A rough rule is that a model needs slightly more RAM than its file size. A 3B model runs comfortably in 8 GB, 7B–9B models want around 16 GB, and 70B models need a workstation with 64 GB or more. The RAM checker above flags when your chosen model will swap and crawl.

No. Ollama runs on CPU and uses Apple Silicon's unified memory or a discrete GPU automatically when present. A GPU makes generation much faster, but small models are perfectly usable on a modern laptop CPU.

Is it really private?

Yes. Once the weights are downloaded, inference happens entirely on your machine with no network calls. You can pull a model, disconnect from the internet, and keep chatting — which is why Ollama is popular for sensitive or offline work.

Can I reuse my existing OpenAI code?

Mostly yes. Ollama exposes an OpenAI-compatible endpoint at localhost:11434/v1, so you can point an OpenAI SDK at it by changing the base URL and using any string as the API key. A few advanced parameters differ, but chat completions work out of the box.

How do I customise a model's behaviour?

Create a Modelfile that sets a base model, a system prompt, and parameters like temperature, then run ollama create. This bakes your settings into a named local model you can run like any other, which is handy for consistent assistants.

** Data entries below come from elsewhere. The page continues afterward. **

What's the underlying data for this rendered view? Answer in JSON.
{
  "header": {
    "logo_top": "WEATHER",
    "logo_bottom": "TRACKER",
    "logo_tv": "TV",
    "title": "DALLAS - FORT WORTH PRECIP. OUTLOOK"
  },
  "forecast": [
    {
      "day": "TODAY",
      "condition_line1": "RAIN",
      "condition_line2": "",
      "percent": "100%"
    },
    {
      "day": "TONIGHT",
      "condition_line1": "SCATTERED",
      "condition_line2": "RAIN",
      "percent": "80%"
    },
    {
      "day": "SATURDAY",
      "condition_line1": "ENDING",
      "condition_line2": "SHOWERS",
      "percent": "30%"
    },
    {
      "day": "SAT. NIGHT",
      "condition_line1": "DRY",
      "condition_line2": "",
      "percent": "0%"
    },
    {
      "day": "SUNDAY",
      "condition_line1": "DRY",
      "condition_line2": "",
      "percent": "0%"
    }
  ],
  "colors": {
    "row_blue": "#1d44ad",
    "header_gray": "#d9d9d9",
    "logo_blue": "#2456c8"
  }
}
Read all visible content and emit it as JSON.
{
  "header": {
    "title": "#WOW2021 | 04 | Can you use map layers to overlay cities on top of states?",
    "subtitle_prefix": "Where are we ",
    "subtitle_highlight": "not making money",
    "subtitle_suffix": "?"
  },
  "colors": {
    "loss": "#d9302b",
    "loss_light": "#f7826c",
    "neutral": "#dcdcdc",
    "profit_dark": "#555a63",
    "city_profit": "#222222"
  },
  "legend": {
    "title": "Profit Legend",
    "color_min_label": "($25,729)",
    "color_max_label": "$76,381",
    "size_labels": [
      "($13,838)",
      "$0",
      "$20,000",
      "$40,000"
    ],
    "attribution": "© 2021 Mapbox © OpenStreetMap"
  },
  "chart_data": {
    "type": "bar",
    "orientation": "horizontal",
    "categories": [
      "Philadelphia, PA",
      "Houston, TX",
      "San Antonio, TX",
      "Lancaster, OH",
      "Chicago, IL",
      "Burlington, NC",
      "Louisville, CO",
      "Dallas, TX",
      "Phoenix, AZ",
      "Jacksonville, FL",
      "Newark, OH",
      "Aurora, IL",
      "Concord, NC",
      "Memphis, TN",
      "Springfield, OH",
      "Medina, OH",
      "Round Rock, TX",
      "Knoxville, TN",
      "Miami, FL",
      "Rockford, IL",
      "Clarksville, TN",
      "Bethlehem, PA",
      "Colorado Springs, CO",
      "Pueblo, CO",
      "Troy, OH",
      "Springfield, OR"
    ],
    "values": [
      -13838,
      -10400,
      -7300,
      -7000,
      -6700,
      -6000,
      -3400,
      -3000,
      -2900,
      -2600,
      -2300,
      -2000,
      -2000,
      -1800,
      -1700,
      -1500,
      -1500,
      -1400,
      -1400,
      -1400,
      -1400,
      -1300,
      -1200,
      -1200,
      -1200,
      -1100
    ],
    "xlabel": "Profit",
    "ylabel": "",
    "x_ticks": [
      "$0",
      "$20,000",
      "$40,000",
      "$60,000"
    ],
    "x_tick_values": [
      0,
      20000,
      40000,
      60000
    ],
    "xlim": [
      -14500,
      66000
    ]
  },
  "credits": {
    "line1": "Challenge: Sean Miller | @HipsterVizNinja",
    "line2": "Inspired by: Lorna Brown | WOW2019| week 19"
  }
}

How to Run LLMs Locally with Ollama

Why run a model locally

Running an LLM locally with Ollama gives you three things a hosted API can’t: privacy (nothing leaves your machine), zero marginal cost (no per-token billing), and offline availability. The trade-off is that you run smaller, open-weight models than the largest hosted ones, and speed depends on your hardware. For coding help, drafting, summarisation, and RAG over private documents, a 7B–9B model on a laptop is genuinely useful. Use the builder above to match a model to your RAM and generate the exact commands.

How it works

Ollama installs a small background service that manages model weights and exposes a local HTTP API on port 11434. You interact with it three ways:

ollama run <model> for an interactive terminal chat — the fastest way to try a model.
The native REST API at localhost:11434/api/chat, which returns Ollama’s own JSON schema and supports streaming token-by-token.
The OpenAI-compatible API at localhost:11434/v1/chat/completions, which lets you reuse code written for OpenAI by simply changing the base URL — the API key can be any non-empty string.

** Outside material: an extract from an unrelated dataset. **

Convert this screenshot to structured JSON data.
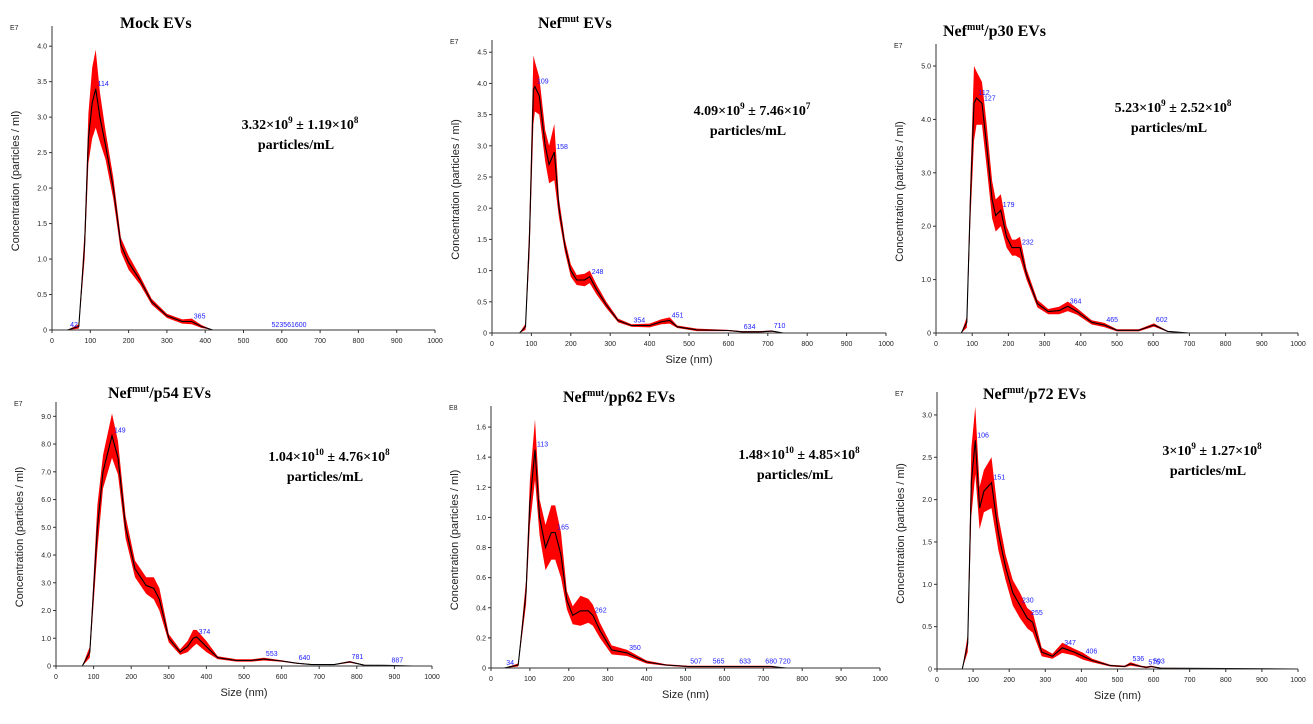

The first ollama pull downloads quantised weights (compressed to run in far less memory than full precision) once; subsequent runs are instant. Models are stored locally and shared across all three access methods.

Tips and notes

Quantisation is your friend. Default Ollama models are 4-bit quantised, which is why a 7B model fits in ~5 GB on disk and runs in ~8–16 GB of RAM with little quality loss for most tasks.
Use the OpenAI shim to migrate gradually. Develop against the local endpoint, then flip the base URL back to a hosted provider for production if you need a larger model — no other code changes.
Keep one model loaded. Ollama unloads idle models after a few minutes; set OLLAMA_KEEP_ALIVE if you want a server to keep a model hot for low latency.
Watch the RAM check. If the tool above says your model won’t fit, it really won’t run well — swapping to disk makes generation painfully slow. Drop to the next smaller model instead.